Ein Lesevergnügen – allein deshalb, weil es dem Autor auf hervorragende Weise gelingt, eigene (Hör-)Erfahrungen und -Erlebnisse mit den Cello-Suiten in Beziehung zu setzen zur Entstehung der Suiten und einer musiktheoretischen Auseiandersetzung sowie zu den Biografien des Johann Sebastian Bach und des großen Pablo Casals. Von alledem erzählt Eric Siblin sehr engagiert und leidenschaftlich, aber auch sehr kenntnisreich.

«Rockgitarrenriffs, die Lord Zeppelin sicher alle Ehre gemacht hätten...»: Gigue aus Bachs 1. Cello-Suite (Abschrift durch Anna Magdalena Bach)

Das Buch ist analog zu den Bach’schen Suiten aufgebaut, also sechs Suiten gleich sechs Kapitel mit den jeweiligen Untertiteln von Prélude über Allemande, Sarabande und so weiter – Bachkenner und Suitenliebhaber kennen sich da aus.
Siblin beschreibt die Suiten so: «Bach beschloss, jede Suite mit einem Prélude zu beginnen, einer dramatischen Einleitung… Bachs Prélude sind virtuose Eröffnungen… Sie beginnen verhalten und entfalten sich, schwingen sich zu schwindelerregenden Höhen auf, verharren und stürzen herab.» Auf die Tänze, die sogenannten Galanteriesätze wie Menuett und Bourrée und Gavotte, bezogen schreibt er: «In diesen Tänzen herrscht ein Melodienreichtum, der sie oft zu den einprägsamsten Teilen macht. Sie haben Schwung in ihren Schritten, ein fröhliches Hüpfen, besonders, weil sie direkt nach der schwermütigen Sarabande erklingen.» Oder über Sarabande, Bourrée, und Gigue der 1. Suite: «… die fetten Doppelpausen der Sarabande, der fröhliche Scheunentanz der Bourrée und die richtiggehenden Rockgitarrenriffs der Gigue, die Lord Zeppelin sicher alle Ehre gemacht hätten…». Immer wieder, das ganze Buch hindurch, findet Siblin Formulierungen dieser Art, um die Suiten zu charakterisieren.

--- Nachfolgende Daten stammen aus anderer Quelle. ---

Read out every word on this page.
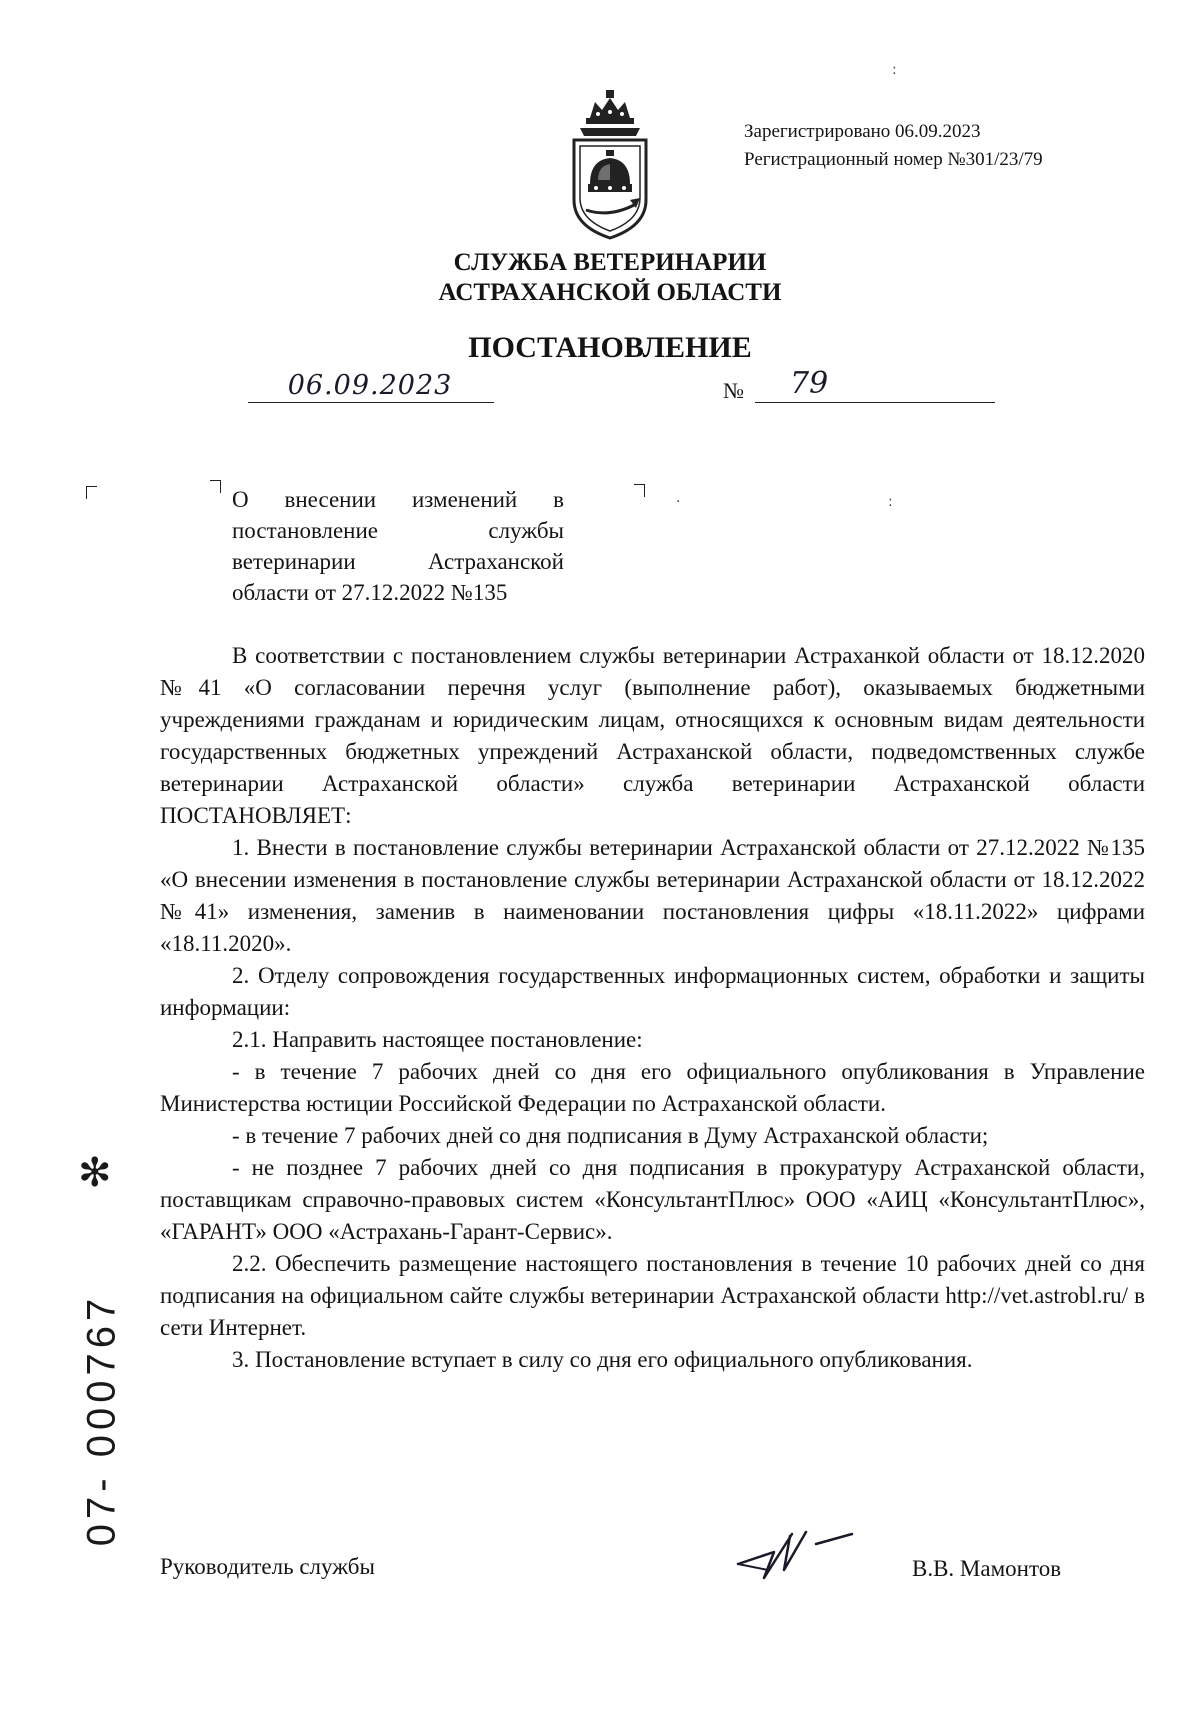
Зарегистрировано 06.09.2023
Регистрационный номер №301/23/79
СЛУЖБА ВЕТЕРИНАРИИ
АСТРАХАНСКОЙ ОБЛАСТИ
ПОСТАНОВЛЕНИЕ
06.09.2023	№ 79
.	:
:
О внесении изменений в постановление службы ветеринарии Астраханской области от 27.12.2022 №135

В соответствии с постановлением службы ветеринарии Астраханкой области от 18.12.2020 №41 «О согласовании перечня услуг (выполнение работ), оказываемых бюджетными учреждениями гражданам и юридическим лицам, относящихся к основным видам деятельности государственных бюджетных упреждений Астраханской области, подведомственных службе ветеринарии Астраханской области» служба ветеринарии Астраханской области ПОСТАНОВЛЯЕТ:

1. Внести в постановление службы ветеринарии Астраханской области от 27.12.2022 №135 «О внесении изменения в постановление службы ветеринарии Астраханской области от 18.12.2022 №41» изменения, заменив в наименовании постановления цифры «18.11.2022» цифрами «18.11.2020».

2. Отделу сопровождения государственных информационных систем, обработки и защиты информации:

2.1. Направить настоящее постановление:

- в течение 7 рабочих дней со дня его официального опубликования в Управление Министерства юстиции Российской Федерации по Астраханской области.

- в течение 7 рабочих дней со дня подписания в Думу Астраханской области;

- не позднее 7 рабочих дней со дня подписания в прокуратуру Астраханской области, поставщикам справочно-правовых систем «КонсультантПлюс» ООО «АИЦ «КонсультантПлюс», «ГАРАНТ» ООО «Астрахань-Гарант-Сервис».

2.2. Обеспечить размещение настоящего постановления в течение 10 рабочих дней со дня подписания на официальном сайте службы ветеринарии Астраханской области http://vet.astrobl.ru/ в сети Интернет.

3. Постановление вступает в силу со дня его официального опубликования.

Руководитель службы	В.В. Мамонтов
✻
07- 000767
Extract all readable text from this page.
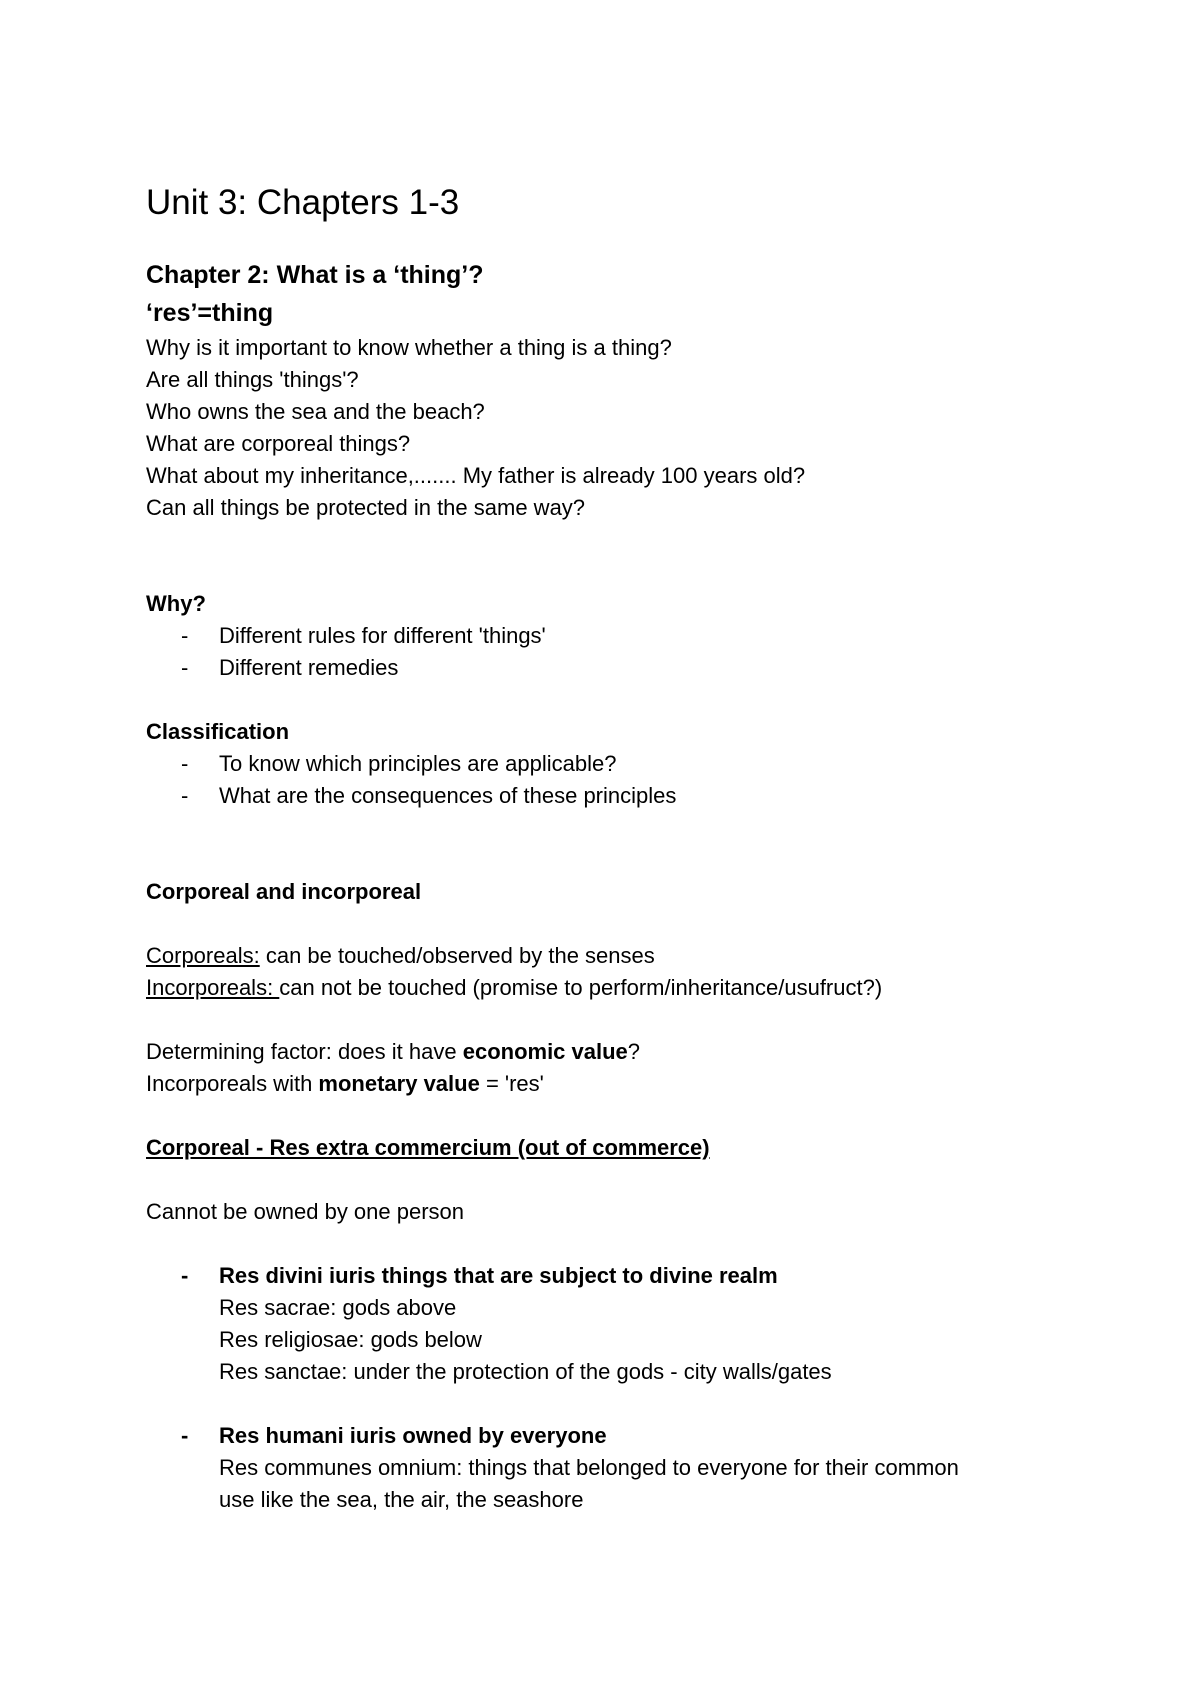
Unit 3: Chapters 1-3
Chapter 2: What is a ‘thing’?
‘res’=thing
Why is it important to know whether a thing is a thing?
Are all things 'things'?
Who owns the sea and the beach?
What are corporeal things?
What about my inheritance,....... My father is already 100 years old?
Can all things be protected in the same way?
Why?
- Different rules for different 'things'
- Different remedies
Classification
- To know which principles are applicable?
- What are the consequences of these principles
Corporeal and incorporeal
Corporeals: can be touched/observed by the senses
Incorporeals: can not be touched (promise to perform/inheritance/usufruct?)
Determining factor: does it have economic value?
Incorporeals with monetary value = 'res'
Corporeal - Res extra commercium (out of commerce)
Cannot be owned by one person
- Res divini iuris things that are subject to divine realm
Res sacrae: gods above
Res religiosae: gods below
Res sanctae: under the protection of the gods - city walls/gates
- Res humani iuris owned by everyone
Res communes omnium: things that belonged to everyone for their common
use like the sea, the air, the seashore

Das ist sicher sehr subjektiv empfunden, aber interessant in der Beurteilung hinsichtlich der eigenen Erfahrungen, die jeder Leser beim Hören der Cello-Suiten machen wird.

Wir begleiten in «Cello-Suiten» den Autor Eric Siblin und den Virtuosen Pablo Casals auf den Spuren der Bachschen Cello-Suiten und ihrer musikalischen Klangwerdung. Ein ungewöhnliches, interessantes und, wenn man so will: schönes Buch – geschrieben mit der 'erzählerischen Kraft eines meisterlichen Improvisators'; mit Vergnügen zu lesen – und eine wunderbare Anregung, diese Musik (wieder) zu hören.

Was vielleicht neu und bisher nicht so präsent ist: Die Entstehungsgeschichte der Cello-Suiten und ihre Rezeption durch die Zeit. Eine unendliche Geschichte über drei Jahrhunderte hinweg, auf deren Spur sich Eric Siblin macht. Eine Geschichte voller Intrigen, voller Leidenschaft und Rätsel. Aus alledem ergibt sich ein Dreiklang aus den verlorenen Bach’schen Handschriften der Suiten im 18. Jahrhundert und sozusagen ihrer «Wiederentdeckung» zu Ende des 19. Jahrhunderts durch keinen geringeren als Pablo Casals, dessen geniale Einspielung der Suiten bis heute – trotz großer Namen wie Yo Yo Ma, Mischa Maisky, Rostropowitsch und anderer – unvergleichlich ist, und dem Spaziergang Erc Siblins durch die Welt der Klassik.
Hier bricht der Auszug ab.